Monday, May 31, 2010

Lovers Of War


Lovers Of War
                                          
       Junious Ricardo Stanton

From The Ramparts
                          
    Until the latest of our world conflicts, the United States had no armaments industry. American makers of plowshares could, with time and as required, make swords as well. But now we can no longer risk emergency improvisation of national defense; we have been compelled to create a permanent armaments industry of vast proportions. Added to this, three and a half million men and women are directly engaged in the defense establishment. We annually spend on military security more than the net income of all United States corporations. This conjunction of an immense military establishment and a large arms industry is new in the American experience. The total influence economic, political, even spiritual is felt in every city, every Statehouse, every office of the Federal government. We recognize the imperative need for this development. Yet we must not fail to comprehend its grave implications. Our toil, resources and livelihood are all involved; so is the very structure of our society. President Dwight D. Eisenhower's Farewell Address January 17, 1961.

    As many of US citizens celebrate Memorial Day, a day set aside to remember the fallen soldiers in the countries numerous wars and hostile actions we really need to examine the significance, roots and origins of this so called holiday. Since its inception the United States has engaged in two hundred eighty four domestic and foreign wars/military actions. When you add the genocidal campaign against the Native Americans which total about seventy-seven and these include a series of wars against one or more tribal groups then add the times the militia were called in to suppress slave uprising by our ancestors who languished in brutal bondage you are looking at over three hundred sixty one wars and genocidal initiatives at home and around the world. Keep in mind this number doesn't include the off  book covert operations, mercenary or labor related situations where the Army, Marines or National Guard were called in to quell a disturbance on behalf of the ruling class.

    Memorial Day was created to observe and pay homage to the fallen and it was spun as honoring those who gave their lives in defense of freedom, liberty and democracy.  Why is it we have not asked ourselves why is war used by whites as the primary means to bring peace or resolve a problem? It should be clear from these mind boggling figures of military interventions large and small known and highly classified and their eventual outcomes, peace was never the actual objective in the first place.  When we consider there has not been one year free of war, killing, fighting or intimidation of some degree since even before this country was founded, any sane person would have to either conclude, the world is a very unsafe and hostile place or Europeans are a war loving people.  When you review the historical record you find the Native Americans, Africans and other First World people welcomed the Europeans upon initial contact but it was the whites who breached the peace and initiated hostilities and war. Obviously we have to conclude whites love war, fighting and blood letting. When you look at the immediate ancestors of the whites we see every day, the Angles, Saxons Jutes, the Lombard, the Goths, Franks, Normans, Vikings, Huns, Khazars et al; you can comprehend why they love war so much.

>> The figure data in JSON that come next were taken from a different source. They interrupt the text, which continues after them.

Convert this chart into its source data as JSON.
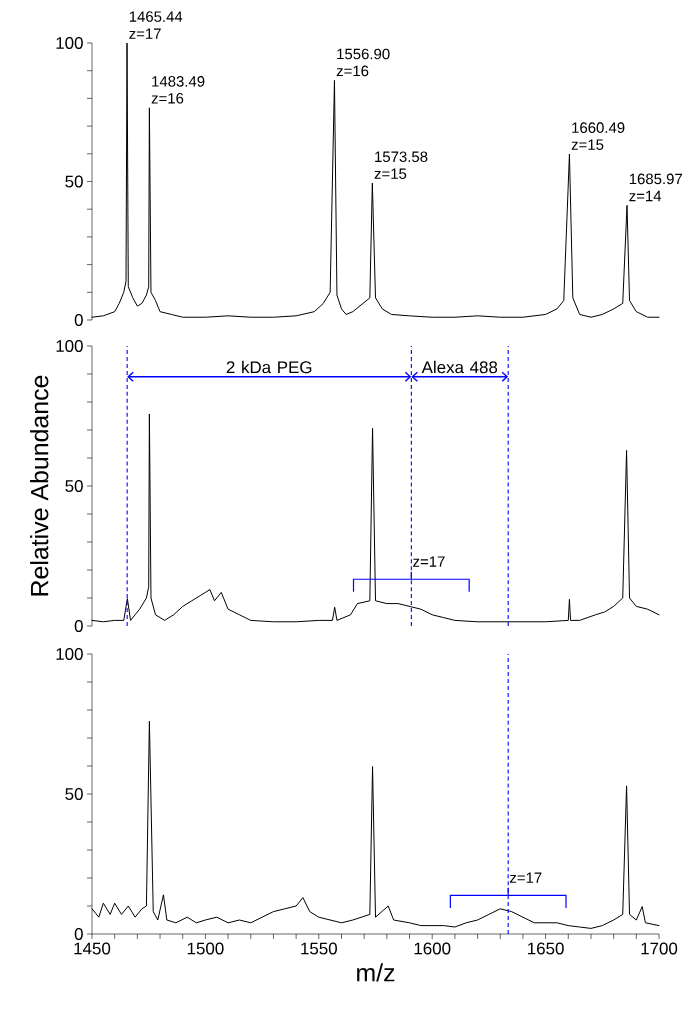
{
  "chart_data": [
    {
      "type": "line",
      "color": "#000000",
      "xlim": [
        1450,
        1700
      ],
      "ylim": [
        0,
        100
      ],
      "tick_labels": "y",
      "yticks": [
        0,
        {
          "value": 10,
          "label": null
        },
        {
          "value": 20,
          "label": null
        },
        {
          "value": 30,
          "label": null
        },
        {
          "value": 40,
          "label": null
        },
        50,
        {
          "value": 60,
          "label": null
        },
        {
          "value": 70,
          "label": null
        },
        {
          "value": 80,
          "label": null
        },
        {
          "value": 90,
          "label": null
        },
        100
      ],
      "x": [
        1450,
        1455,
        1460,
        1462,
        1464,
        1465,
        1465.44,
        1466,
        1468,
        1470,
        1472,
        1474,
        1475,
        1475.3,
        1476,
        1478,
        1480,
        1485,
        1490,
        1500,
        1510,
        1520,
        1530,
        1540,
        1548,
        1552,
        1555,
        1556.9,
        1558,
        1560,
        1562,
        1565,
        1568,
        1572.5,
        1573.6,
        1575,
        1578,
        1582,
        1590,
        1600,
        1610,
        1620,
        1630,
        1640,
        1650,
        1655,
        1658,
        1660.5,
        1662,
        1665,
        1670,
        1675,
        1680,
        1684,
        1685.9,
        1687,
        1690,
        1695,
        1700
      ],
      "values": [
        1,
        1.5,
        3,
        6,
        10,
        14,
        100,
        12,
        8,
        5,
        6,
        9,
        12,
        76.6,
        10,
        7,
        3,
        2,
        1,
        1,
        1.5,
        1,
        1,
        1.5,
        3,
        6,
        10,
        86.5,
        9,
        4,
        2,
        3,
        5,
        8,
        49.4,
        8,
        4,
        2,
        1.5,
        1,
        1,
        1.5,
        1,
        1,
        2,
        4,
        7,
        59.9,
        8,
        2,
        1,
        2,
        4,
        6,
        41.4,
        7,
        3,
        1,
        1
      ],
      "annotations": [
        {
          "text": "1465.44",
          "x": 1465.44,
          "y": 100
        },
        {
          "text": "z=17",
          "x": 1465.44,
          "y": 100
        },
        {
          "text": "1483.49",
          "x": 1475.3,
          "y": 76.6
        },
        {
          "text": "z=16",
          "x": 1475.3,
          "y": 76.6
        },
        {
          "text": "1556.90",
          "x": 1556.9,
          "y": 86.5
        },
        {
          "text": "z=16",
          "x": 1556.9,
          "y": 86.5
        },
        {
          "text": "1573.58",
          "x": 1573.6,
          "y": 49.4
        },
        {
          "text": "z=15",
          "x": 1573.6,
          "y": 49.4
        },
        {
          "text": "1660.49",
          "x": 1660.5,
          "y": 59.9
        },
        {
          "text": "z=15",
          "x": 1660.5,
          "y": 59.9
        },
        {
          "text": "1685.97",
          "x": 1685.9,
          "y": 41.4
        },
        {
          "text": "z=14",
          "x": 1685.9,
          "y": 41.4
        }
      ]
    },
    {
      "type": "line",
      "color": "#000000",
      "xlim": [
        1450,
        1700
      ],
      "ylim": [
        0,
        100
      ],
      "tick_labels": "y",
      "ylabel": "Relative Abundance",
      "yticks": [
        0,
        {
          "value": 10,
          "label": null
        },
        {
          "value": 20,
          "label": null
        },
        {
          "value": 30,
          "label": null
        },
        {
          "value": 40,
          "label": null
        },
        50,
        {
          "value": 60,
          "label": null
        },
        {
          "value": 70,
          "label": null
        },
        {
          "value": 80,
          "label": null
        },
        {
          "value": 90,
          "label": null
        },
        100
      ],
      "x": [
        1450,
        1455,
        1460,
        1464,
        1465.6,
        1467,
        1469,
        1471,
        1474,
        1475,
        1475.3,
        1476,
        1478,
        1482,
        1486,
        1490,
        1494,
        1498,
        1502,
        1504,
        1507,
        1510,
        1515,
        1520,
        1530,
        1540,
        1550,
        1556,
        1557,
        1558,
        1564,
        1567,
        1572.5,
        1573.7,
        1575,
        1580,
        1585,
        1590,
        1595,
        1600,
        1605,
        1610,
        1620,
        1630,
        1640,
        1650,
        1660,
        1660.5,
        1661,
        1665,
        1672,
        1676,
        1680,
        1684,
        1685.7,
        1687,
        1690,
        1695,
        1700
      ],
      "values": [
        2,
        1.5,
        2,
        2,
        9.8,
        2,
        4,
        6,
        10,
        14,
        75.7,
        10,
        4,
        2,
        4,
        7,
        9,
        11,
        13,
        9,
        12,
        6,
        4,
        2,
        1.5,
        1.5,
        2,
        2,
        6.7,
        2,
        4,
        8,
        9,
        70.6,
        9,
        8,
        8,
        7,
        6,
        4,
        3,
        2,
        1.5,
        1.5,
        1.5,
        1.5,
        2,
        9.5,
        2,
        2,
        4,
        5,
        7,
        10,
        62.7,
        10,
        7,
        6,
        4
      ],
      "ref_lines": [
        {
          "axis": "x",
          "value": 1465.5,
          "color": "#0000ff",
          "line_style": "dashed"
        },
        {
          "axis": "x",
          "value": 1590.8,
          "color": "#0000ff",
          "line_style": "dashed"
        },
        {
          "axis": "x",
          "value": 1633.5,
          "color": "#0000ff",
          "line_style": "dashed"
        }
      ],
      "annotations": [
        "2 kDa PEG",
        "Alexa 488",
        {
          "text": "z=17",
          "x": 1590.8,
          "y": 16.7
        }
      ]
    },
    {
      "type": "line",
      "color": "#000000",
      "xlim": [
        1450,
        1700
      ],
      "ylim": [
        0,
        100
      ],
      "xlabel": "m/z",
      "yticks": [
        0,
        {
          "value": 10,
          "label": null
        },
        {
          "value": 20,
          "label": null
        },
        {
          "value": 30,
          "label": null
        },
        {
          "value": 40,
          "label": null
        },
        50,
        {
          "value": 60,
          "label": null
        },
        {
          "value": 70,
          "label": null
        },
        {
          "value": 80,
          "label": null
        },
        {
          "value": 90,
          "label": null
        },
        100
      ],
      "xticks": [
        1450,
        {
          "value": 1460,
          "label": null
        },
        {
          "value": 1470,
          "label": null
        },
        {
          "value": 1480,
          "label": null
        },
        {
          "value": 1490,
          "label": null
        },
        1500,
        {
          "value": 1510,
          "label": null
        },
        {
          "value": 1520,
          "label": null
        },
        {
          "value": 1530,
          "label": null
        },
        {
          "value": 1540,
          "label": null
        },
        1550,
        {
          "value": 1560,
          "label": null
        },
        {
          "value": 1570,
          "label": null
        },
        {
          "value": 1580,
          "label": null
        },
        {
          "value": 1590,
          "label": null
        },
        1600,
        {
          "value": 1610,
          "label": null
        },
        {
          "value": 1620,
          "label": null
        },
        {
          "value": 1630,
          "label": null
        },
        {
          "value": 1640,
          "label": null
        },
        1650,
        {
          "value": 1660,
          "label": null
        },
        {
          "value": 1670,
          "label": null
        },
        {
          "value": 1680,
          "label": null
        },
        {
          "value": 1690,
          "label": null
        },
        1700
      ],
      "x": [
        1450,
        1453,
        1455,
        1458,
        1460,
        1463,
        1466,
        1469,
        1472,
        1474,
        1475.3,
        1477,
        1479,
        1481.5,
        1483,
        1487,
        1492,
        1496,
        1500,
        1505,
        1510,
        1515,
        1520,
        1525,
        1530,
        1535,
        1540,
        1543,
        1546,
        1550,
        1555,
        1560,
        1565,
        1572.5,
        1573.7,
        1575,
        1580.6,
        1583,
        1590,
        1595,
        1600,
        1605,
        1610,
        1615,
        1620,
        1625,
        1630,
        1635,
        1640,
        1645,
        1650,
        1655,
        1660,
        1665,
        1670,
        1675,
        1680,
        1684,
        1685.7,
        1687,
        1690,
        1692.6,
        1694,
        1700
      ],
      "values": [
        9,
        6,
        11,
        7,
        11,
        7,
        10,
        6,
        9,
        10,
        76,
        8,
        5,
        14,
        5,
        4,
        6,
        4,
        5,
        6,
        4,
        5,
        4,
        6,
        8,
        9,
        10,
        13,
        8,
        6,
        5,
        4,
        5,
        7,
        59.8,
        6,
        10,
        5,
        4,
        3,
        3,
        3,
        2.5,
        4,
        5,
        7,
        9,
        8,
        6,
        4,
        4,
        4,
        3,
        2.5,
        2,
        3,
        5,
        7,
        52.9,
        7,
        5,
        9.8,
        4,
        3
      ],
      "ref_lines": [
        {
          "axis": "x",
          "value": 1633.5,
          "color": "#0000ff",
          "line_style": "dashed"
        }
      ],
      "annotations": [
        {
          "text": "z=17",
          "x": 1633.5,
          "y": 13.8
        }
      ]
    }
  ]
}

      The human psyche needs a reason to justify slaughter, carnage and war, unless you are dealing with a psychopathic  people who have crafted and maintain a culture of war. But even then, the leaders need to give the dolts who will be used as cannon fodder a noble reason, a plausible pretext to kill, rob and plunder and put their lives on the line. The best way is to make people think they have been attacked, that their tribal or national pride has been insulted or some other group is trying to take something from them.  

    We have been brainwashed by whites to see Europeans as purveyors of morality, high culture and refinement, in direct contradiction to our actual history, experiences and relationships with them! The fact is that the only morality culture and refinement they have ever brought to the world is the immorality of incessant war, a culture of aggression, assault and domination  and a refinement of killing using weapons of mass destruction.

    Dwight Eisenhower warned us in his farewell speech on January 17, 1961 when he was leaving office of the dangers of a culture subsumed by war. He said, “Today, the solitary inventor, tinkering in his shop, has been overshadowed by task forces of scientists in laboratories and testing fields. In the same fashion, the free university, historically the fountainhead of free ideas and scientific discovery, has experienced a revolution in the conduct of research. Partly because of the huge costs involved, a government contract becomes virtually a substitute for intellectual curiosity. For every old blackboard there are now hundreds of new electronic computers. The prospect of domination of the nation's scholars by Federal employment, project allocations, and the power of money is ever present – and is gravely to be regarded. Yet, in holding scientific research and discovery in respect, as we should, we must also be alert to the equal and opposite danger that public policy could itself become the captive of a scientific-technological elite.”

    Unfortunately the people didn’t listen or grasp the implications of what he was warning them about. Since then the US has devolved to the point where forty years after Martin Luther King Jr said in a 1967 speech denouncing the Vietnam War , “The greatest purveyor of violence in the world today is my own government.”  By all accounts this is even more true today then ever before. As we “celebrate” Memorial Day, let us wake up to the truth about this country and its love of war.